Quand ces facteurs s’alignent, les érables, les sumacs, les chênes rouges d’Amérique embrasent les paysages. Une saison trop douce et grise, et les mêmes arbres restent ternes.
Pourquoi les forêts d’Amérique du Nord flamboient plus que les nôtres ?
Qui a vu un automne en Nouvelle-Angleterre, ou dans l’érablière québécoise, garde le souvenir de collines littéralement rouges. En Europe, le spectacle penche davantage vers le jaune et le brun. Ce n’est pas qu’une impression de carte postale.
La raison est en partie géographique. En Amérique du Nord comme en Asie de l’Est, les chaînes de montagnes s’étirent du nord au sud. Lors des grandes glaciations, les espèces végétales ont pu « descendre » vers le sud puis remonter, conservant une grande diversité, dont de nombreuses espèces à anthocyanes.
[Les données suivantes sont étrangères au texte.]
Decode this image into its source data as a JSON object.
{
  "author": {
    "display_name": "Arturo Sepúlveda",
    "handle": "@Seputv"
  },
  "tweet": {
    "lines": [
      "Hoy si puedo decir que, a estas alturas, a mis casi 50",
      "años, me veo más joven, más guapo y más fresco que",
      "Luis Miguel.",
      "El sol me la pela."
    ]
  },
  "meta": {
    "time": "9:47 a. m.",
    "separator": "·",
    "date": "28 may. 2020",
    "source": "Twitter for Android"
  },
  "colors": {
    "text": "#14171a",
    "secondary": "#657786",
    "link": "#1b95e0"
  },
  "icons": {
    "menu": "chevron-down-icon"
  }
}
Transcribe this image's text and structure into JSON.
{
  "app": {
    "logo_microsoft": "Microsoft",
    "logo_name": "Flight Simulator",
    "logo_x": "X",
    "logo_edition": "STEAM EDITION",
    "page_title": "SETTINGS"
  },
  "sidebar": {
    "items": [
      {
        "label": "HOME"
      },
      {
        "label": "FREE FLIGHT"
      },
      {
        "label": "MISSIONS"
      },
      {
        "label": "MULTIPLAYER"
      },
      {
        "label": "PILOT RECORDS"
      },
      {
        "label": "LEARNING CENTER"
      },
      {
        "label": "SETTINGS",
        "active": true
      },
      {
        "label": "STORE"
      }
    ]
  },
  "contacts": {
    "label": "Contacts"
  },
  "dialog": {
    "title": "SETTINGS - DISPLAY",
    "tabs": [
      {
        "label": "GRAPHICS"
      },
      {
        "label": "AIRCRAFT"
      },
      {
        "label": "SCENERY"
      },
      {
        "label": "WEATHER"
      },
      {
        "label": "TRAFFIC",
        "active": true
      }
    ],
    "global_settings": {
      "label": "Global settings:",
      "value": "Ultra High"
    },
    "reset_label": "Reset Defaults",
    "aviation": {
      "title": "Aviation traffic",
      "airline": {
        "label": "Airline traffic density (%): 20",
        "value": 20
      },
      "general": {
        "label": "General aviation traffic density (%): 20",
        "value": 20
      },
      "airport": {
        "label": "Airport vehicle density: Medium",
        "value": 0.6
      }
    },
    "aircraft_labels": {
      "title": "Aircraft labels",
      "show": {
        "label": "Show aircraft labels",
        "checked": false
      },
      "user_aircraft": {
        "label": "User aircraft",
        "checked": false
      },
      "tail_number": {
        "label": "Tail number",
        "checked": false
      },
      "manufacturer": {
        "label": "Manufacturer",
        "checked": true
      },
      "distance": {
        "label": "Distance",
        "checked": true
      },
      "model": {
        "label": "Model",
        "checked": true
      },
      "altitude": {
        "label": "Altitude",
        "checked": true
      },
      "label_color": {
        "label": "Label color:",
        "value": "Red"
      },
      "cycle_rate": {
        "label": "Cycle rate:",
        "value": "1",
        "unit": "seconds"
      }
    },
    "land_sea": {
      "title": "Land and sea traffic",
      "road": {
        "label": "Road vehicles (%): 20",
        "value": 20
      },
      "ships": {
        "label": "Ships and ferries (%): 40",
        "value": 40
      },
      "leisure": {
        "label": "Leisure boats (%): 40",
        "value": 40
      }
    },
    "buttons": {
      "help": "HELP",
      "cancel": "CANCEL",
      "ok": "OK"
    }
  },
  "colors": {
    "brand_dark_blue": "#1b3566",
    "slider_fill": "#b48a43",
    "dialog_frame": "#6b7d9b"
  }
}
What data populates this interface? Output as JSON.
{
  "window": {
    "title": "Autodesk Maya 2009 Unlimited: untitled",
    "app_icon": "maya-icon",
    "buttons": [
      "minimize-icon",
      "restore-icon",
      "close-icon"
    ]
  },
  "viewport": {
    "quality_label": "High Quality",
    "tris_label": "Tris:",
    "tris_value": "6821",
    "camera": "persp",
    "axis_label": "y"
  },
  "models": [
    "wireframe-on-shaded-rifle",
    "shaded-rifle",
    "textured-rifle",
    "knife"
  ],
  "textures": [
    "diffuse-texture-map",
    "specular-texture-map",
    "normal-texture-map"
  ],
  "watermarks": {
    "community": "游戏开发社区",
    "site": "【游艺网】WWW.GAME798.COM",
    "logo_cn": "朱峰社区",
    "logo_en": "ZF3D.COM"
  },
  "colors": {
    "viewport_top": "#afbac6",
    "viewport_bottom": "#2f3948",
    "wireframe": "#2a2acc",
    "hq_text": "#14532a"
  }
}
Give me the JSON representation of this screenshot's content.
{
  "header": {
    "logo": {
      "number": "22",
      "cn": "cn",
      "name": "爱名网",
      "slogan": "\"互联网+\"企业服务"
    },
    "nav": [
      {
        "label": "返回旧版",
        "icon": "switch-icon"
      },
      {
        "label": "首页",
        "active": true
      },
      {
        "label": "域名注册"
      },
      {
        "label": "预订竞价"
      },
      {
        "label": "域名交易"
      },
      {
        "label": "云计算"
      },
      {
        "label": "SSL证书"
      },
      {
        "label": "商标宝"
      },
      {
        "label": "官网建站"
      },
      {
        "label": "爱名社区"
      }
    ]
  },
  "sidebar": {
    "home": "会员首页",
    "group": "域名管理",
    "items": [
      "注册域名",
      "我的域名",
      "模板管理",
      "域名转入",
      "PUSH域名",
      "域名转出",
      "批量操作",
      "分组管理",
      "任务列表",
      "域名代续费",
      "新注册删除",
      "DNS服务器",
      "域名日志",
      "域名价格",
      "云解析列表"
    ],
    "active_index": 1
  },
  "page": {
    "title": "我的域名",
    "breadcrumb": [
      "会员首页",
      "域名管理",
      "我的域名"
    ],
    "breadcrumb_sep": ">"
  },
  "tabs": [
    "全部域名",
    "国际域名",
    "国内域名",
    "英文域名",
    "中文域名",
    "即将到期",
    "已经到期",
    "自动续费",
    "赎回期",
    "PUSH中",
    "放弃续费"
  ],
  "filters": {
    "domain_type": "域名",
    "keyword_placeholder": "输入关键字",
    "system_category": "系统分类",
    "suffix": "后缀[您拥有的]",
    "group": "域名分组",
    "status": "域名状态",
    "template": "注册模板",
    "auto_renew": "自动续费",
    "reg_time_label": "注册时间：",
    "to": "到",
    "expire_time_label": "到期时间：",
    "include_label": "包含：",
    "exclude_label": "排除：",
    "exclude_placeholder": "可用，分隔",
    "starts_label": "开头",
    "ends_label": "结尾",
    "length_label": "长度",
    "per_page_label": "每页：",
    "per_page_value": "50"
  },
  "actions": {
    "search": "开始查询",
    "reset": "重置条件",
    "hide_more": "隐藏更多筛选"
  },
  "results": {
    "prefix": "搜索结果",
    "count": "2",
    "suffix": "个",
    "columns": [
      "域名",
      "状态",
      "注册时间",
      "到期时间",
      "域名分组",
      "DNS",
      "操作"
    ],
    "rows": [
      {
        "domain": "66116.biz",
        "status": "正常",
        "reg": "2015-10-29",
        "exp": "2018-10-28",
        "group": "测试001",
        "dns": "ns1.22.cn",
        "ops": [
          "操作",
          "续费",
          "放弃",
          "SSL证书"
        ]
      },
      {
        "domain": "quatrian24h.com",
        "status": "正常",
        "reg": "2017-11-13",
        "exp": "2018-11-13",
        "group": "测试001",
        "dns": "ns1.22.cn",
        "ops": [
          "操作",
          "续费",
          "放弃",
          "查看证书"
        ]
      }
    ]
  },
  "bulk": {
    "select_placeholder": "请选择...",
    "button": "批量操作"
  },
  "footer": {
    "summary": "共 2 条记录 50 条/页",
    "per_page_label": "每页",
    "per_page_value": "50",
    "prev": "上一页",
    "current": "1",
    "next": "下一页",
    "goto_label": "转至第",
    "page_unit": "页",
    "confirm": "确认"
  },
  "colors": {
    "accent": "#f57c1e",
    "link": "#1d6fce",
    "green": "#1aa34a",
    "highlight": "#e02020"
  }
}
En Europe, les Alpes et les Pyrénées barrent l’horizon d’est en ouest : beaucoup d’espèces sensibles au froid se sont retrouvées piégées et ont disparu. Il nous reste proportionnellement plus d’arbres qui jaunissent que d’arbres qui rougissent.
À cela s’ajoute le climat. Le rouge profond demande ce contraste précis de jours clairs et de nuits froides ; le climat océanique et tempéré d’une grande partie de l’Europe de l’Ouest, plus humide et nuageux, le favorise moins que les automnes secs et tranchés du continent nord-américain.
Et la chute, dans tout ça : un sacrifice ou un calcul ?
Les couleurs ne sont que la partie visible d’une stratégie de survie. Garder ses feuilles l’hiver coûterait trop cher : elles gèleraient, se déchireraient sous la neige, et continueraient à perdre de l’eau alors que les racines, dans un sol froid, peinent à en puiser. Mieux vaut les sacrifier.
Mais l’arbre ne les abandonne pas n’importe comment. La zone d’abscission, une fois le recyclage terminé, achève de sceller la cicatrice. Un simple coup de vent, ou le poids de la rosée, suffit alors à détacher la feuille. La trace ronde qu’elle laisse sur le rameau, déjà refermée, protège l’écorce des infections.
Les feuilles tombées ne sont pas perdues pour l’écosystème. Au sol, leur décomposition restitue carbone et minéraux, nourrit champignons, vers et micro-organismes, et constitue l’humus de l’année suivante. Le flamboiement d’octobre est, vu de loin, un déménagement : l’arbre vide ses étages supérieurs et descend ses réserves au sous-sol.
Reste la part de mystère du forestier vosgien. Deux arbres voisins, l’un encore vert, l’autre déjà nu. La génétique de chaque individu, son âge, son exposition exacte, son histoire de l’été — un coup de sécheresse, une attaque de chenilles — déplacent le calendrier de quelques jours. La forêt d’automne n’est pas un tableau peint d’un seul geste, mais une horloge à mille rouages, chacun réglé un peu différemment.
Questions fréquentes
Est-ce le froid qui fait changer la couleur des feuilles ?
Pas directement. Le déclencheur principal est l'allongement des nuits, que l'arbre détecte grâce à des récepteurs de lumière. Le froid joue un rôle secondaire : il influence l'intensité des rouges en favorisant la formation de pigments, mais un gel précoce peut au contraire interrompre le processus et brunir les feuilles.
Pourquoi les feuilles finissent-elles par devenir marron ?
Une fois la chlorophylle, les caroténoïdes jaunes et les anthocyanes rouges dégradés, il ne reste que les tanins et les parois cellulaires mortes. Ces composés bruns prennent le dessus quand la feuille est totalement vidée de ses ressources, juste avant ou après sa chute.
Tous les arbres perdent-ils leurs feuilles en automne ?
Non. Les feuillus caducs comme le chêne, l'érable ou le bouleau les perdent pour économiser l'eau et l'énergie l'hiver. Les conifères persistants comme le pin ou le sapin gardent des aiguilles toute l'année, protégées par une cire et une forme qui résistent au gel et limitent les pertes d'eau.
Peut-on prévoir un bel automne coloré à l'avance ?
On peut estimer la tendance. Un été ni trop sec ni trop pluvieux, suivi d'un automne aux journées ensoleillées et aux nuits fraîches sans gel, favorise les rouges intenses. À l'inverse, une saison douce, grise et venteuse donne des couleurs ternes et une chute rapide des feuilles.